To modernise the bottling site, evian will invest €280 million between 2011 and 2020 in a facility producing all evian bottles sold worldwide. Evian’s commitment to reducing its carbon footprint has led to a number of positive initiatives at the bottling site. Between 2008 and 2016, the brand reduced its total industrial energy consumption by 23% per litre of evian while increasing the volume of bottles produced to meet rising consumer demand. Today, the bottling site is 100% powered by renewable energy. This is part of a worldwide carbon reduction plan which is helping achieve evian’s global ambition to be carbon neutral by 2020.

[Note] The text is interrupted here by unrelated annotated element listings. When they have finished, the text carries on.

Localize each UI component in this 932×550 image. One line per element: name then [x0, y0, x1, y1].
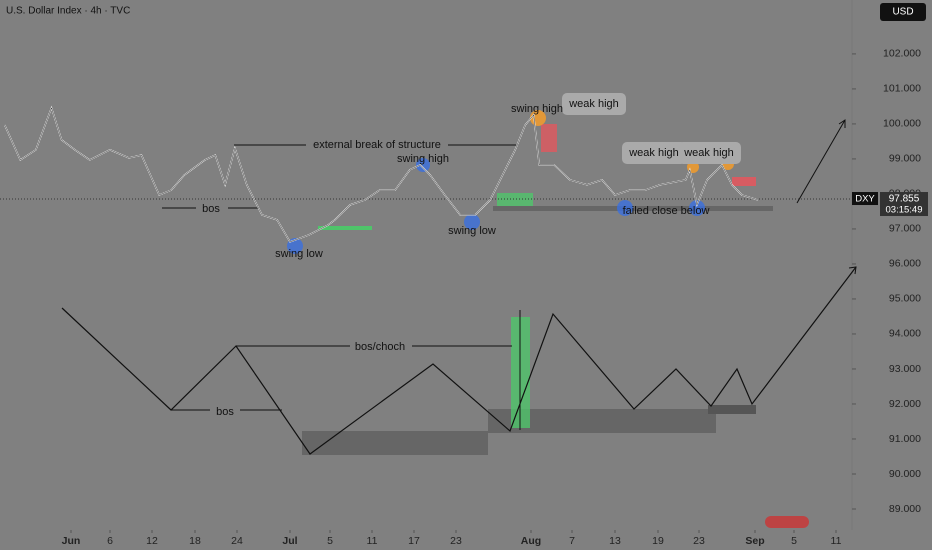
x-tick-label: 5 [791, 535, 797, 547]
x-tick-label: 13 [609, 535, 621, 547]
x-tick-label: Aug [521, 535, 541, 547]
x-tick-label: 19 [652, 535, 664, 547]
event-icons[interactable] [765, 516, 809, 528]
schematic-zone [708, 405, 756, 414]
x-tick-label: 12 [146, 535, 158, 547]
annotation: weak high [628, 147, 679, 159]
annotation: swing low [448, 225, 496, 237]
supply-zone [732, 177, 756, 186]
annotation: weak high [568, 98, 619, 110]
currency[interactable]: USD [892, 7, 913, 18]
y-tick-label: 94.000 [889, 328, 921, 340]
x-tick-label: Jun [62, 535, 81, 547]
y-tick-label: 90.000 [889, 468, 921, 480]
x-tick-label: 17 [408, 535, 420, 547]
x-tick-label: Jul [282, 535, 297, 547]
symbol: DXY [855, 194, 875, 205]
price-tag [880, 192, 928, 217]
y-tick-label: 97.000 [889, 223, 921, 235]
x-tick-label: 6 [107, 535, 113, 547]
annotation: swing high [511, 103, 563, 115]
y-tick-label: 92.000 [889, 398, 921, 410]
label-box [678, 142, 741, 164]
demand-zone [497, 193, 533, 206]
countdown: 03:15:49 [886, 205, 923, 216]
annotation: swing high [397, 153, 449, 165]
swing-marker [416, 158, 430, 172]
annotation: external break of structure [313, 139, 441, 151]
y-tick-label: 102.000 [883, 48, 921, 60]
symbol-tag [852, 192, 878, 206]
supply-zone [541, 124, 557, 152]
y-tick-label: 95.000 [889, 293, 921, 305]
annotation: bos [216, 406, 234, 418]
projection-arrow [796, 119, 846, 204]
x-tick-label: 23 [450, 535, 462, 547]
y-tick-label: 93.000 [889, 363, 921, 375]
swing-marker [464, 214, 480, 230]
arrow-head [838, 119, 846, 128]
currency-box[interactable] [880, 3, 926, 21]
x-tick-label: 11 [831, 535, 842, 547]
x-tick-label: 23 [693, 535, 705, 547]
price-label: 97.855 [889, 194, 920, 205]
x-tick-label: 11 [367, 535, 378, 547]
y-tick-label: 101.000 [883, 83, 921, 95]
x-tick-label: 24 [231, 535, 243, 547]
price-line-shadow [4, 107, 758, 243]
y-tick-label: 100.000 [883, 118, 921, 130]
y-tick-label: 89.000 [889, 503, 921, 515]
y-tick-label: 99.000 [889, 153, 921, 165]
x-tick-label: 5 [327, 535, 333, 547]
schematic-zone [302, 431, 488, 455]
label-box [562, 93, 626, 115]
range-zone [493, 206, 773, 211]
demand-zone [318, 226, 372, 230]
annotation: weak high [683, 147, 734, 159]
label-box [622, 142, 686, 164]
y-tick-label: 91.000 [889, 433, 921, 445]
swing-marker [689, 200, 705, 216]
x-tick-label: 18 [189, 535, 201, 547]
arrow-head [848, 266, 857, 275]
annotation: bos/choch [355, 341, 405, 353]
y-tick-label: 96.000 [889, 258, 921, 270]
annotation: bos [202, 203, 220, 215]
annotation: swing low [275, 248, 323, 260]
annotation: failed close below [623, 205, 710, 217]
chart-title: U.S. Dollar Index · 4h · TVC [6, 6, 130, 17]
swing-marker [617, 200, 633, 216]
x-tick-label: Sep [745, 535, 764, 547]
x-tick-label: 7 [569, 535, 575, 547]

As part of that same journey, evian aims to use 100% recycled materials in its packaging, and is on an ambitious journey to achieve this. By the end of 2017, evian will use an average of 25% of rPET (recycled plastic), three years ahead of the schedule set out at COP21 (the UN conference on climate change held in Paris in 2015) with the objective to reach 50% for some formats by 2020.
Evian is also expanding its use of more eco-friendly multimodal transportation, with a particular focus on rail freight, with a carbon footprint one-tenth that of road transport. Currently 60% of evian bottles are shipped by train from a station at the bottling site – one of the largest private railway stations in France – and that figure is expected to rise in the coming years.